Reporters sans frontières (RSF) n’a pas attendu pour condamner cette agression. L’ONG a notamment réagit sur Twitter en affirmant que « ces mauvais traitements ne doivent pas rester impunis « .
Ces agressions s’ajoutent au triple assassinat de journalistes Russes en juillet dernier et à l’assassinat de Camille Lepage journaliste française tué en 2014, prouvant l’insécurité journalistique qui règne en Centrafrique depuis quelques années maintenant.
Situation en Centrafrique
Le Centrafrique n’arrive pas à sortir de la guerre civile et des violences qui en découlent.
Les attaques contre les médias, les destructions de radios sont permanentes. La situation des journalistes est donc précaire selon Reporters sans frontières (RSF). L’Etat ne contrôle plus la majorité du territoire et les autorité tolèrent de moins en moins la critique par la presse. La censure s’exerce notamment en presse écrite.
L’an dernier, au mois de juillet, 3 journalistes avaient été retrouvés tués.

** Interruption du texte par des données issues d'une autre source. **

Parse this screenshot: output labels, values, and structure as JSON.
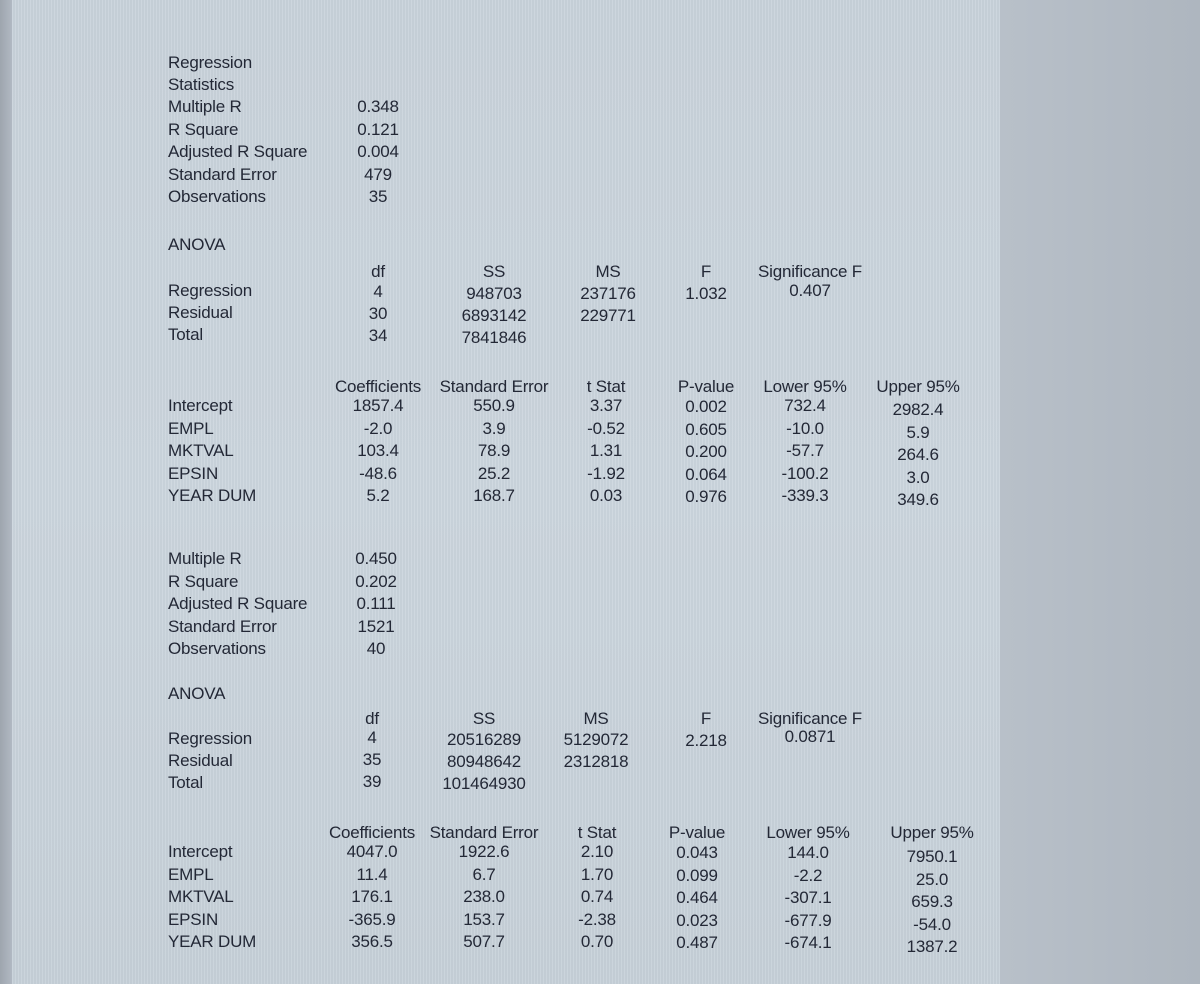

L’insécurité pour les journalistes n’est pas récente. Il y a 5 ans, la Maison des journalistes accueillait un journaliste centrafricain victime de la répression : « Certains ont détruit ma maison et ont arrête mon petit frère afin d’obtenir des renseignements me concernant. Nous n’avons toujours pas de nouvelles de mon frère à l’heure qu’il est.«
Il faut noter que la République Centrafricaine a perdu 33 places au classement mondial de la liberté de la presse en 2019 et se positionne au 145 ème rang mondial sur 180.